Parole étonnante ! Parole incroyable comme le montre la réaction de Thomas. La mission confiée par le Ressuscité à ses disciples est identique à celle qu’il a reçue du Père. Les disciples respirent le même Souffle divin que Jésus. L’Esprit d’amour filial leur est communiqué pour transmettre au monde la paix capable de surmonter la mort et le péché. La Vie nouvelle dans le souffle de l’Esprit est résurrection de la confiance, certitude de l’amour de Dieu, expérience de son pardon, dynamique de réconciliation envers tous.

Mais comment s’ouvrir à une telle Vie ? Comment obéir à l’ordre que Jésus adresse à Thomas : « Cesse d’être incrédule, sois croyant. » Bienheureux sommes-nous déjà si nous entendons cette parole quels que soient les doutes qui nous habitent. Notre présence en cette église, à cette célébration est déjà l’indice d’un désir, d’une quête, d’une ouverture à l’inimaginable amour. Bienheureux sommes-nous si nous avons le désir de croire en la Vie plus forte que la mort, d’espérer en l’amour plus certain que le péché, d’accueillir la miséricorde au plus intime de nos refus et de nos peurs. Les récits d’apparition du Ressuscité montrent que la foi est un chemin, un passage progressif du doute à la confiance sous l’emprise d’une paix plus profonde que l’angoisse. Obéir à la Parole de Jésus, c’est avant tout accepter d’être en chemin et de l’être sans cesse. La Vie nouvelle est itinérance. Certes, il y a des moments forts sur ce chemin, des rencontres décisives, des engagements déterminants, mais ce ne sont jamais des aboutissements ; bien au contraire, chaque fois c’est un nouveau commencement. Et n’oublions jamais que « Commencement » est l’un des noms de la Résurrection.

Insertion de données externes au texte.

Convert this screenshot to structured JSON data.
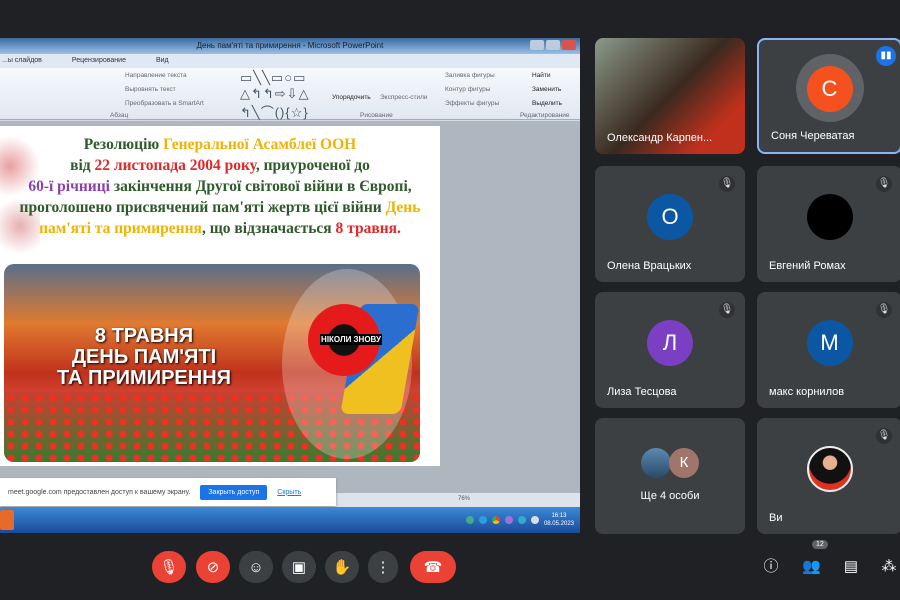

La rencontre du Christ nous envoie vers les autres. L’Esprit du Père nous est communiqué pour rencontrer en chacun, en chacune, un frère, une sœur infiniment aimé et pardonné. Mais la question rebondit cependant ? Qu’est-ce qui permet d’accéder à cette nouvelle naissance dans l’amour du Père ? Comme toute naissance, cela nous échappe totalement. Les disciples au matin de Pâques ne s’attendaient pas à revoir leur Maître, tant leur désillusion était totale. Lorsque Jésus survient à l’improviste, lui seul prend la parole et pose des gestes symboliques. Les disciples restent muets, envahis cependant par une paix inattendue. Rien ne dépend de nous, sinon cette reconnaissance du Seigneur à la vue de ses plaies, mais ce point est décisif. Cela signifie que cette rencontre ne tombe pas du ciel.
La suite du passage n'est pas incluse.